Return to BIONLP.ORG home page

Standard corpora

By "standard corpora" we mean primarily non-technical corpora such as from newspapers and similar sources. A corpus is more than just electronic text on line. There are billions of words of such text. A corpus is typically a collection that has been chosen to represent some particular genre or is made up of carefully chosen samples from a wide variety of genres. The most famous corpus in NLP is the Brown Corpus of 1 million words that is made up of about 500 samples from a variety of sources, each almost exactly 2000 words in length. Each word was manually assigned a part-of-speech tag, such as noun, adverb, comparative adverb, etc. Though the corpus is considered small by today's standards, it was the standard corpus for NLP studies for many years and the tagset it used was copied by many later workers for larger corpora. Because the words are tagged it is far easier to parse. In fact, some form of part-of-speech tagging is normally done before the parsing of any text is attempted. This is for two reasons: Many words are ambiguous with respect to their part-of-speech, e.g, "free" can be an adjective or a verb and "run" can be a noun or a verb and occasionally, an adjective. The other reason is that syntactic parsing relies heavily on the part-of-speech categories for each word in a sentence rather than any more complex characterization of each word.

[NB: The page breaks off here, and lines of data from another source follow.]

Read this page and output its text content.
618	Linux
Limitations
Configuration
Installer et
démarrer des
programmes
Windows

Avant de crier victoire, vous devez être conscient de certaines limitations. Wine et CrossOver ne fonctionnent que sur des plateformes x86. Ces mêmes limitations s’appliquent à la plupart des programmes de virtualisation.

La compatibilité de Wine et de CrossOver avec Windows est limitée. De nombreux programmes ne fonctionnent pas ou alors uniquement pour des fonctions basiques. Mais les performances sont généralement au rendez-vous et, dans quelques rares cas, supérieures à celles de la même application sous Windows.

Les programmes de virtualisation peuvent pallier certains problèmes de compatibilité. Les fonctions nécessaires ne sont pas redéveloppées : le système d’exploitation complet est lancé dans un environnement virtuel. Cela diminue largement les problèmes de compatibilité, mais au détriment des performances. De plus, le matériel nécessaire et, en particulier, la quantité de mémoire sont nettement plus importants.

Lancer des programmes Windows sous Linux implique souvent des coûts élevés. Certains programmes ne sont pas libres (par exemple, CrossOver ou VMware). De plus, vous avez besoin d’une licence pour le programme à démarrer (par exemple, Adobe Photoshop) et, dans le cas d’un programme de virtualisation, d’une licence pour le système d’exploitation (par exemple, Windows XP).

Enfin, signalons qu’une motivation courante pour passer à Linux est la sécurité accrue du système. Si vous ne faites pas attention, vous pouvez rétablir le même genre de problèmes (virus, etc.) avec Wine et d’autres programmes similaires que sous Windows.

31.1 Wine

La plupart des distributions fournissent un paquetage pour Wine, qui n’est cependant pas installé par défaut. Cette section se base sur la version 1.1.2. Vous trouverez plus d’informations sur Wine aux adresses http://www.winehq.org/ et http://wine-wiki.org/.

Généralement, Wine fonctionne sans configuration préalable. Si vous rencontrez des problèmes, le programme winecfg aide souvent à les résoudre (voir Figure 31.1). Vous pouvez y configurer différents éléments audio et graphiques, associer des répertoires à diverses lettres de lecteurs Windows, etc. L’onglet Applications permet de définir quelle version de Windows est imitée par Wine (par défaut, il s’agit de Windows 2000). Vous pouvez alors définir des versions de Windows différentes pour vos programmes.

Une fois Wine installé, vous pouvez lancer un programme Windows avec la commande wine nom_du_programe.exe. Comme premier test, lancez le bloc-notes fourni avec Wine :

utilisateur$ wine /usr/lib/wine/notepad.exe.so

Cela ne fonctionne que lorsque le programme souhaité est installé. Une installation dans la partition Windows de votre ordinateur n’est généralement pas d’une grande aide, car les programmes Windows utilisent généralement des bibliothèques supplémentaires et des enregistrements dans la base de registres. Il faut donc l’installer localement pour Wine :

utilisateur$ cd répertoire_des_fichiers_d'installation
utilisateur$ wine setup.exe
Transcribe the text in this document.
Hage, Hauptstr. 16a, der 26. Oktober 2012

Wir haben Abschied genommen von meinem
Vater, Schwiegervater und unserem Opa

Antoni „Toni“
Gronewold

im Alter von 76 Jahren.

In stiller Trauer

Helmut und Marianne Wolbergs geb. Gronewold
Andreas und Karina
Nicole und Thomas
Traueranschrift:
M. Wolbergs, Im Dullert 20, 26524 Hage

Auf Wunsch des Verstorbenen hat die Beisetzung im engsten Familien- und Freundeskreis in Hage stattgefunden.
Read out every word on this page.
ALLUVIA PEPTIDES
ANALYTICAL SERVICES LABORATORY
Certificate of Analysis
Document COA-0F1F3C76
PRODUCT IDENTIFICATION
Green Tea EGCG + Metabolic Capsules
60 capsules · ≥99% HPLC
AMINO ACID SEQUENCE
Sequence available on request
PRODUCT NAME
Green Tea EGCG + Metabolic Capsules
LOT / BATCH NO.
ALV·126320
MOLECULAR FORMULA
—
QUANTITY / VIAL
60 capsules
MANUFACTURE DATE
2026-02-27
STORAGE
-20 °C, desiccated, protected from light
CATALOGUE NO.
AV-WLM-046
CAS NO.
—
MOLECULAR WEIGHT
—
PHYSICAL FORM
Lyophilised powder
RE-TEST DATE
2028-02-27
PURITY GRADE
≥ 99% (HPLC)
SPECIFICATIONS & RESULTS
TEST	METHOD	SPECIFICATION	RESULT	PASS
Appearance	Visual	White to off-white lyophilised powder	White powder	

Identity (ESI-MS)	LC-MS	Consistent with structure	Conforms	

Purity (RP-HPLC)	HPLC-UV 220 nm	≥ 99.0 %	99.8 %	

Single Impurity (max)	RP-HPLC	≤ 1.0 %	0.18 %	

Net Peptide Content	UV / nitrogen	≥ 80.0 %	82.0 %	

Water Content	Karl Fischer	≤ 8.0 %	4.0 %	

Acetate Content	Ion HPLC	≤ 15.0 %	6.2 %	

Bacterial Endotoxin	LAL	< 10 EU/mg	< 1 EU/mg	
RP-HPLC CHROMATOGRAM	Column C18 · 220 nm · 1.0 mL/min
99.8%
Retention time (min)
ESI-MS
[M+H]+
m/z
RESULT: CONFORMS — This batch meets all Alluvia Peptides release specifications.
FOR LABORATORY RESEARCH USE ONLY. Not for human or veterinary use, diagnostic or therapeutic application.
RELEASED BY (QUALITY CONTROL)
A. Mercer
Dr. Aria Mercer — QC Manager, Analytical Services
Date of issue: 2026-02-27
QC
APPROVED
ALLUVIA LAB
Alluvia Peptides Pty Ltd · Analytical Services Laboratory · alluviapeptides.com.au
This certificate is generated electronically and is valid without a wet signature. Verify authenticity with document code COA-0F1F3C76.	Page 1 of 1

The major supplier of corpora for NLP research is the Linguistic Data Consortium (LDC) based at U. Pennsylvania in Philadelphia. They have corpora in many languages as well as corpora transcribed from speech as well as audio corpora which are used in the development of speech recognition systems. Memberships are available that allow members to obtain data free or at substantially reduced prices. Educational and corporate membership rates differ substantially (non-profit versus for-profit).

At LDC, popular datasets include lexicons such as CELEX2. A most useful (and expensive) corpus is TREEBANK, described as "This CD-ROM contains over 1.6 million words of hand-parsed material from the Dow Jones News Service, plus an additional 1 million words tagged for part-of-speech. This material is a subset of the language model corpus for the DARPA CSR large-vocabulary speech recognition project. It also contains the first fully parsed version of the Brown Corpus, which has also been completely retagged using the Penn Treebank tag set. Also included are tagged and parsed data from Department of Energy abstracts, IBM computer manuals, MUC-3 and ATIS."

The corpus linguistics page by Mike Barlow mentioned on our On-line Resources page is another excellent gateway into the world of corpora.